= Recursive self-improvement =

Concept in artificial intelligence

Recursive self-improvement (RSI) is a hypothesized process in which artificial general intelligence (AGI) systems rewrite their own computer code, causing an intelligence explosion resulting from enhancing their own capabilities and intellectual capacity, theoretically resulting in superintelligence. Numerous attempts at RSI have been made, none so far showing any sign of intelligence explosion or superintelligence.

The development of recursive self-improvement raises significant ethical and safety concerns, as such systems may evolve in unforeseen ways and could potentially surpass human control or understanding.

== Seed improver ==
The concept of a "seed improver" architecture is a foundational framework that equips an AGI system with the initial capabilities required for recursive self-improvement.
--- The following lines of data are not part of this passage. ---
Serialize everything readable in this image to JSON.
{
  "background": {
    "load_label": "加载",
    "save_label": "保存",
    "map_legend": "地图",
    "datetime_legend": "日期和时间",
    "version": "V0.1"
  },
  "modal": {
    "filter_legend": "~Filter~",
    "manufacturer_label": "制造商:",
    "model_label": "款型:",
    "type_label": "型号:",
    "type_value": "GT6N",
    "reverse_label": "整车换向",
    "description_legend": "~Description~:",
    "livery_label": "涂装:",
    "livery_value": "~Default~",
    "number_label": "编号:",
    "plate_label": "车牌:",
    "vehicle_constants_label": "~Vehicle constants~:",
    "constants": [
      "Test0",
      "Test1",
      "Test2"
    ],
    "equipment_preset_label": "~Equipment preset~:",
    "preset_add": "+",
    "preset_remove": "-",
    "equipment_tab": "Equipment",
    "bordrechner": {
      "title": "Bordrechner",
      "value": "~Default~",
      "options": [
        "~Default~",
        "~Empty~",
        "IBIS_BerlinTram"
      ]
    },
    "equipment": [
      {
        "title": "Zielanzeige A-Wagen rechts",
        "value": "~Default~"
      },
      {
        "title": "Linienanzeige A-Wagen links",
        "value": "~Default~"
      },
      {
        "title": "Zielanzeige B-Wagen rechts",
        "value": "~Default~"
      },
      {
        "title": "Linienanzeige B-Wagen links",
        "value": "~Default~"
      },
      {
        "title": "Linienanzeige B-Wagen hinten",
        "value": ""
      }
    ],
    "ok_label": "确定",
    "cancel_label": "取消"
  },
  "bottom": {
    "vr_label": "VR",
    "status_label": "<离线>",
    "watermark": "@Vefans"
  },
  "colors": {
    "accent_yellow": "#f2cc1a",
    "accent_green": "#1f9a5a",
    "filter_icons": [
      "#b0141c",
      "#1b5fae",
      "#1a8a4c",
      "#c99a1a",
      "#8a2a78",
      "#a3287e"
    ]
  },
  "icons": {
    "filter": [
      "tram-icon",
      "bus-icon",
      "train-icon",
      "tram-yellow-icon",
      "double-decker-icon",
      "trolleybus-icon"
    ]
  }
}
This might come in many forms or variations.

The term "Seed AI" was coined by Eliezer Yudkowsky.

=== Hypothetical example ===
The concept begins with a hypothetical "seed improver", an initial code-base developed by human engineers that equips an advanced future large language model (LLM) built with strong or expert-level capabilities to program software. These capabilities include planning, reading, writing, compiling, testing, and executing arbitrary code. The system is designed to maintain its original goals and perform validations to ensure its abilities do not degrade over iterations.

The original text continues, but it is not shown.